La última noche del Festival Nacional de Folklore de Cosquín tuvo un cierre vibrante, con cruces generacionales y un espectáculo inolvidable de Milo J, quien conquistó el escenario Atahualpa Yupanqui con su fusión de folklore y trap, ante una Plaza Próspero Molina repleta.
La jornada comenzó con Peteco Carabajal, que abrió la velada con entradas agotadas, y siguió con Teresa Parodi, emocionada de ver florecer nuevas generaciones, y Maggie Cullen, que brilló con clásicos y temas de su segundo disco Décimas.
El grupo Campedrinos se llevó la Consagración y debutará próximamente en el Festival de Viña del Mar. La noche también contó con Gauchos of the Pampa, Cuti y Roberto Carabajal, y otros artistas consagrados, quienes se sumaron al cierre con Milo J en un ambiente de camaradería y emoción.

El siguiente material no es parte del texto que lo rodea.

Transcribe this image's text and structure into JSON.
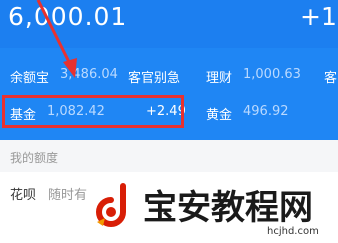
{
  "header": {
    "balance": "6,000.01",
    "right_value": "+1"
  },
  "assets": {
    "yuebao_label": "余额宝",
    "yuebao_value": "3,486.04",
    "yuebao_note": "客官别急",
    "licai_label": "理财",
    "licai_value": "1,000.63",
    "licai_note": "客",
    "fund_label": "基金",
    "fund_value": "1,082.42",
    "fund_change": "+2.49",
    "gold_label": "黄金",
    "gold_value": "496.92"
  },
  "quota": {
    "section_label": "我的额度",
    "huabei_label": "花呗",
    "huabei_sub": "随时有"
  },
  "watermark": {
    "title": "宝安教程网",
    "url": "hcjhd.com"
  },
  "colors": {
    "header_bg": "#1c7ff0",
    "highlight": "#e8312f"
  }
}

El show del joven artista de Morón fue colosal: permitió que los más grandes se acercaran a su proyecto y que los más jóvenes disfrutaran de su faceta urbana, consolidando a una nueva camada de artistas que respetan y trabajan las raíces del folklore argentino. La novena luna cerró así, dejando una estela de emoción, música y celebración intergeneracional.